Onward Security HERCULES SecDevice

Additional Info

CompanyOnward Security
Company size (employees)50 to 99
Type of solutionHybrid


HERCULES SecDevice is a leading security assessment tool designed for connected products, including embedded devices, IoT, IIoT devices, and others operated on Ethernet/IP devices. The security technology of HERCULES SecDevice serves vulnerabilities detection, security analysis, security issue solution, and security standard compliance by applying various testing methods.

HERCULES SecDevice provides comprehensive cybersecurity testing for embedded and IoT security. An intelligent fuzzing technique with more than 40 protocols is used to uncover unknown and zero-day vulnerabilities, which verifies if this device contains errors or faults. Other testing methods including DoS, network and web vulnerability tests to check for known vulnerabilities in the operating system, web applications, web pages, network protocols, and wireless connection within embedded devices.

HERCULES SecDevice enables users to reduce the testing time, save on labor costs, and operation variations, which maximizes efficiency and minimizes the risks of the product by applying in automated testing. HERCULES SecDevice automated testing uses the programmatic analytical algorithm to evaluate the confidentiality, integrity, and availability, and it covers over 60 percent of existing manual testing items for the most common security test case. The test case will be updated according to the latest vulnerability information to shorten response time, it reduces the testing response time from 3 months to 1-2 weeks.

The intelligent analysis generated by SecDevice automated testing assists testers to identify security vulnerabilities and risks. In addition, detailed solutions are included in the testing analysis. The intelligence of SecDevice can be used to ensure that the organizations are in compliance with IEC62443, OWASP Top 10 Most Critical Web Application Security Risks and CWE/SANS Top 25 Most Dangerous Software Errors and other international security standards.

How we are different

- Machine Learning-Based Fuzzer
HERCULES SecDevice doesn’t stop at just uncovering unknown vulnerabilities, it also tests embedded devices and other connected products for any known vulnerabilities through multiple and various attack methods. In addition, Onward security keeps focused on patented technology in reverse engineering communication protocols. The proposed patent, PACKET ANALYSIS APPARATUS, METHOD, AND NON-TRANSITORY COMPUTER READABLE MEDIUM THEREOF, got approved in ROC, US, and Japan.

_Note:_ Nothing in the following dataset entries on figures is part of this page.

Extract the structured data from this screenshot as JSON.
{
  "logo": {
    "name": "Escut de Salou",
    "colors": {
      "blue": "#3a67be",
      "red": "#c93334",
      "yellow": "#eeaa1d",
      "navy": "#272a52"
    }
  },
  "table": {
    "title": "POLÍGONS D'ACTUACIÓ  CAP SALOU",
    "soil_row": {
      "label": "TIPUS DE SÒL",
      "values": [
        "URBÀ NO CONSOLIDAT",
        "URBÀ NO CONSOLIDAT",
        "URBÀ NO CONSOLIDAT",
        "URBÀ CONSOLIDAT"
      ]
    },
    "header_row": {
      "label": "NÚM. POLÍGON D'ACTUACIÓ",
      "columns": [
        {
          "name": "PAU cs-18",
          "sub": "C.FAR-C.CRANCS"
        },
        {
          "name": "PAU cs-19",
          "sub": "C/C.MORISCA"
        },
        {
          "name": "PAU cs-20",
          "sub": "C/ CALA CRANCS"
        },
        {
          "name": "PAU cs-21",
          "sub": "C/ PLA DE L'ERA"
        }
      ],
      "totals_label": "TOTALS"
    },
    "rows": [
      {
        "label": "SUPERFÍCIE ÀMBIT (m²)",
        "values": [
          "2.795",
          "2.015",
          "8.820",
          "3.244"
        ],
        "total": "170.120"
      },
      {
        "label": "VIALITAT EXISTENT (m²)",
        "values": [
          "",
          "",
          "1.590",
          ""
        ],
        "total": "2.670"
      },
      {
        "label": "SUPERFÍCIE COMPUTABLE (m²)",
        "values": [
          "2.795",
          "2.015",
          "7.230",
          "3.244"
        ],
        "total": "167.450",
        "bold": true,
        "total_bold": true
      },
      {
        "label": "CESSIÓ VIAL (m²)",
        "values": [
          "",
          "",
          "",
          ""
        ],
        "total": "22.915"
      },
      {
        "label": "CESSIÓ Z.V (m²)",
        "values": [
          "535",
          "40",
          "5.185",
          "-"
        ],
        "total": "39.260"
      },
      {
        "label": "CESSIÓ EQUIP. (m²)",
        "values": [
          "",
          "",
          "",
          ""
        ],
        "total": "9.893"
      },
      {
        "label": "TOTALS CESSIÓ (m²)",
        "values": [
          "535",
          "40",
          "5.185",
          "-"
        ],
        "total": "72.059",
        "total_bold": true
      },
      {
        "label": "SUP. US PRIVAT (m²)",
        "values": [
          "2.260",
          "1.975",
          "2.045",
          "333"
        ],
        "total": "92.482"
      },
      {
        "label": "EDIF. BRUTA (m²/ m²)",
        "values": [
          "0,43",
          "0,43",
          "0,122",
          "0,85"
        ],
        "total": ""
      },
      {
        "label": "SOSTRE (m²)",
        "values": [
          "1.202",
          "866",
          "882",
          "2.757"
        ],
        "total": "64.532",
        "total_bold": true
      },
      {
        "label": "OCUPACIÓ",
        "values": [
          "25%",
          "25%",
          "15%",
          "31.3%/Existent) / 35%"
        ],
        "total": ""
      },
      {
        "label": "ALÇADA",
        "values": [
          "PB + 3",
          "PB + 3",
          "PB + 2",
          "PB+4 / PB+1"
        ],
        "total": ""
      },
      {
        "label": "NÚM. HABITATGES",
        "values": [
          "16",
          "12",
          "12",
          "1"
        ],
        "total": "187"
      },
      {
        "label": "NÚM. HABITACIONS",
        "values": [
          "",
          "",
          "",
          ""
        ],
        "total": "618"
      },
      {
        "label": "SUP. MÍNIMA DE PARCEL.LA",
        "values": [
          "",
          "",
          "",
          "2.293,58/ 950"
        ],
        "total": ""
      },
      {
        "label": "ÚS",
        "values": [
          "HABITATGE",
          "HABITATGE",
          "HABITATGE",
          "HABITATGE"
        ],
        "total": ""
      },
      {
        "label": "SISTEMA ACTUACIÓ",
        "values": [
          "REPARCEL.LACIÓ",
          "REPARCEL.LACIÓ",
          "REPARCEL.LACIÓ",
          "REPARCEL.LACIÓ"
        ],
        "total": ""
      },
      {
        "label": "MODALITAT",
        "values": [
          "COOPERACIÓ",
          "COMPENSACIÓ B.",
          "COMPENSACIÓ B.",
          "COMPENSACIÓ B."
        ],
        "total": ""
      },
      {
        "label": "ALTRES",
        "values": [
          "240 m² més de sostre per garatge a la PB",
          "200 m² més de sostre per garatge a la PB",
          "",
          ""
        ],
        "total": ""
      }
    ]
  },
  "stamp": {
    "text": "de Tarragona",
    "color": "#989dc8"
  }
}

This year, Onward applies one more patent to solve the issues of determining the behavior of the device under test. The technologies above could enhance the accuracy of exploited vulnerabilities and help more vendors to improve the robustness of their products.

- Adaptive and Auto-probe Testing
Once a test is configured, the whole process will be automated as HERCULES SecDevice supports device restart and re-scan, and SecDevice can be connected to multiple test targets as well. HERCULES SecDevice is designed to assist vendors in saving time and resources during testing, and it allows the developer to identify security issues and correct the vulnerability as soon as possible. Following the procedure of penetration testing, HERCULES SecDevice recognizes the device under test (DUT), scans the service which the one provided, evaluates the vulnerability, and creates a report. All the stuffing above no human intervention is required.

- Compliance Mapping
HERCULES SecDevice built-in compliance reports assist customers to meet the international security standards and the test cases, such as IEC 62443-4-2, FDA Cybersecurity Requirement. The compliance reports are used to understand the corresponding policy and test cases, which help developers to optimize or update the software of DUT according to the security compliance to acquire the certification.